Le conditionnel s’impose, car les prévenus bénéficient de la présomption d’innocence. Mais il est notoire que Nicolas Sarkozy n’est pas un innocent comme les autres : déjà condamné en première instance dans deux affaires, il a fait appel, mais n’a pu éviter une première condamnation à de la prison ferme.

Un « innocent » condamné.

Face à cette affaire d’État hors norme, impliquant des figures politiques de premier plan — tous adeptes d’un discours sécuritaire inflexible, proche de l’extrême droite dont ils reprennent les mots, les idées et les postures —, la couverture médiatique est étonnamment discrète.

Sur TF1 et France 2, Gilles Bouleau et Anne-Sophie Lapix, comme leurs rédactions respectives, font preuve d’une retenue troublante. Une prudence qui interroge. Qui inquiète.

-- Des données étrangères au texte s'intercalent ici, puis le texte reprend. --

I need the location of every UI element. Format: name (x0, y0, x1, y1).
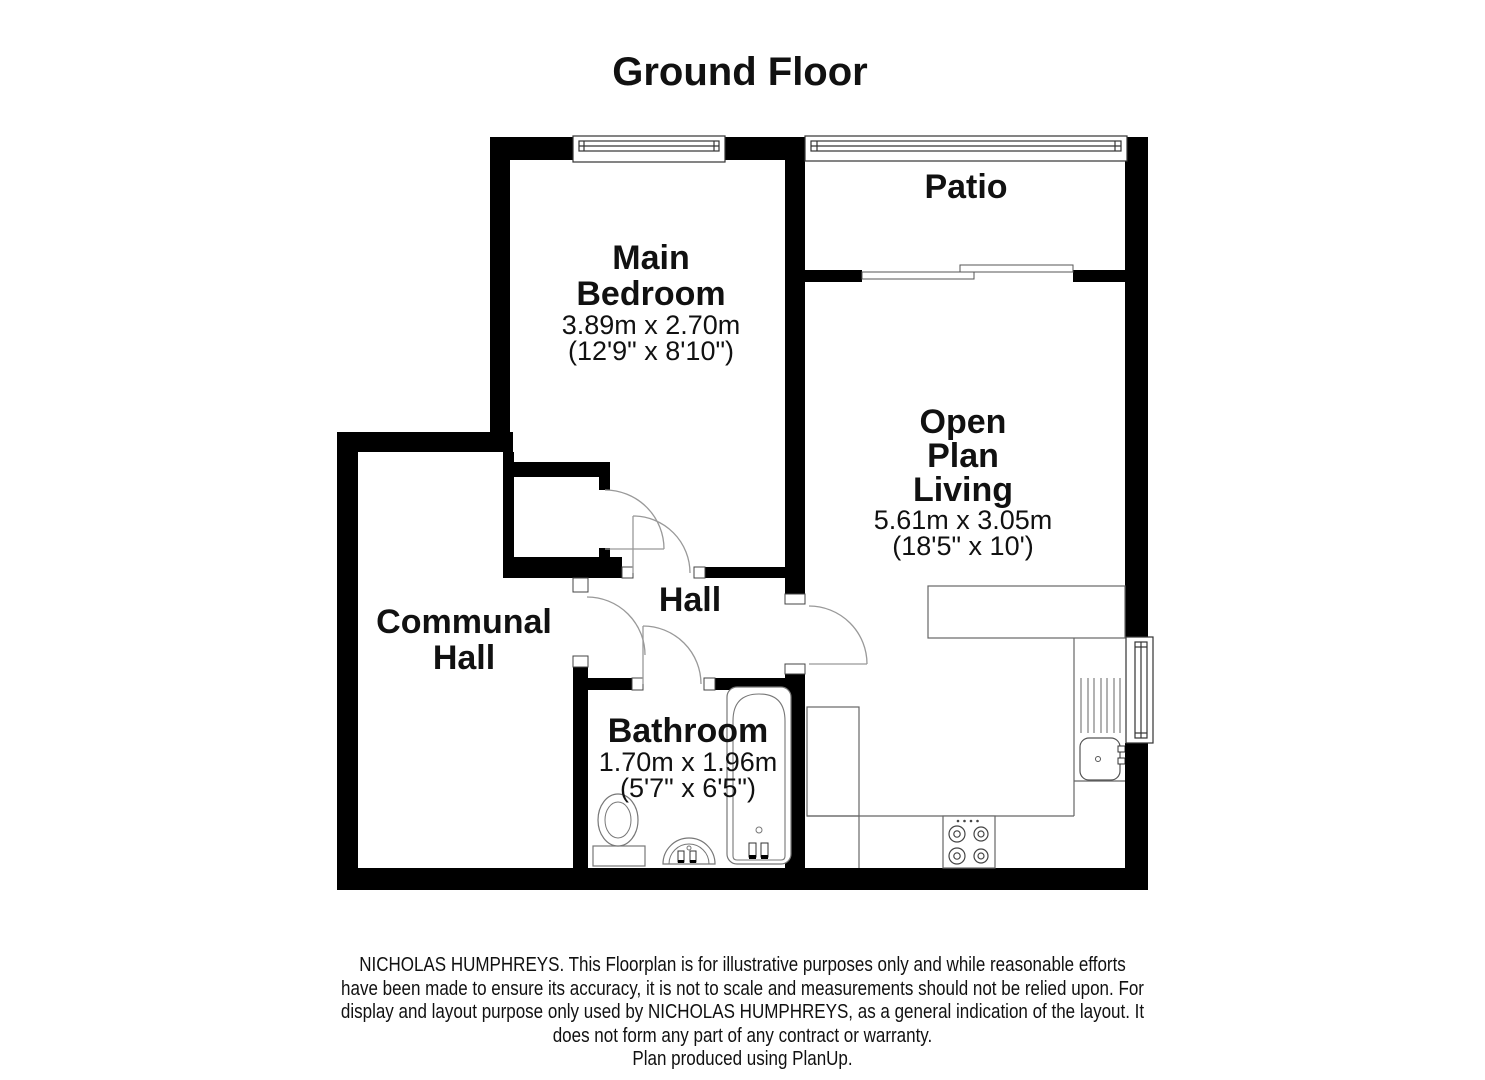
room-label-hall: Hall (490, 582, 890, 618)
disclaimer-line: does not form any part of any contract o… (111, 1025, 1373, 1049)
living-window-icon (1126, 637, 1153, 743)
wall-bedroom-bottom (705, 567, 785, 578)
room-name-line: Bedroom (451, 276, 851, 312)
wall-right-upper (1125, 137, 1148, 637)
room-dims-metric: 1.70m x 1.96m (488, 749, 888, 775)
room-dims-metric: 5.61m x 3.05m (763, 507, 1163, 533)
floorplan-drawing (0, 0, 1485, 1080)
wall-bathroom-top-left (588, 678, 632, 690)
room-dims-imperial: (5'7" x 6'5") (488, 775, 888, 801)
room-label-bathroom: Bathroom 1.70m x 1.96m (5'7" x 6'5") (488, 713, 888, 801)
wall-bottom (337, 868, 1148, 890)
room-label-main-bedroom: Main Bedroom 3.89m x 2.70m (12'9" x 8'10… (451, 240, 851, 364)
wall-patio-bottom-right (1073, 270, 1125, 282)
room-name-line: Bathroom (488, 713, 888, 749)
wall-communal-top (337, 432, 513, 452)
patio-window-icon (805, 136, 1127, 161)
bedroom-door-arc (633, 516, 690, 573)
basin-icon (663, 838, 715, 864)
room-name-line: Main (451, 240, 851, 276)
room-dims-imperial: (18'5" x 10') (763, 533, 1163, 559)
toilet-icon (593, 794, 645, 866)
disclaimer-line: Plan produced using PlanUp. (111, 1048, 1373, 1072)
disclaimer-line: NICHOLAS HUMPHREYS. This Floorplan is fo… (111, 954, 1373, 978)
bedroom-window-icon (573, 136, 725, 162)
room-name-line: Plan (763, 439, 1163, 473)
wall-closet-right-top (599, 462, 610, 490)
page-title: Ground Floor (440, 52, 1040, 92)
room-name-line: Open (763, 405, 1163, 439)
room-dims-imperial: (12'9" x 8'10") (451, 338, 851, 364)
kitchen-sink-icon (1080, 738, 1128, 780)
wall-closet-bottom (503, 557, 622, 578)
room-name-line: Hall (264, 640, 664, 676)
disclaimer-line: display and layout purpose only used by … (111, 1001, 1373, 1025)
hob-icon (943, 816, 995, 868)
disclaimer-text: NICHOLAS HUMPHREYS. This Floorplan is fo… (111, 954, 1373, 1072)
room-label-patio: Patio (766, 169, 1166, 205)
closet-door-arc (605, 490, 664, 549)
room-name-line: Living (763, 473, 1163, 507)
room-dims-metric: 3.89m x 2.70m (451, 312, 851, 338)
disclaimer-line: have been made to ensure its accuracy, i… (111, 978, 1373, 1002)
floorplan-page: Ground Floor Patio Main Bedroom 3.89m x … (0, 0, 1485, 1080)
wall-top-mid (722, 137, 805, 160)
wall-closet-top (503, 462, 610, 477)
drainer-icon (1081, 678, 1120, 733)
wall-right-lower (1125, 743, 1148, 890)
room-label-open-plan-living: Open Plan Living 5.61m x 3.05m (18'5" x … (763, 405, 1163, 559)
sliding-door-icon (862, 265, 1073, 279)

Car depuis trois semaines, les témoignages entendus à l’audience sont accablants. Ce qui se joue ici dépasse un simple scandale : c’est tout un système politique qui est mis en cause, du sommet de l’État jusqu’à ses ramifications les plus profondes. C’est une pratique mafieuse du pouvoir qui révèle l’agonie d’une démocratie à bout de souffle.

Alors, que disent ces silences médiatiques, organisés et volontaires ? Deux des plus grandes chaînes d’information, dont les journaux télévisés touchent chaque soir près de 10 millions de Français, choisissent-elles de taire, pour la minimiser, l’ampleur de cette affaire ?

Ce n’est pas seulement la politique qui est malade. C’est la démocratie elle-même qui vacille. Et les médias dominants, par leur silence, en deviennent les complices actifs.

« Garde-toi des idoles, marche, danse, écris et lis, mais surtout garde la parole, sinon ce sera demain le silence des agneaux. » — Paul Virilio.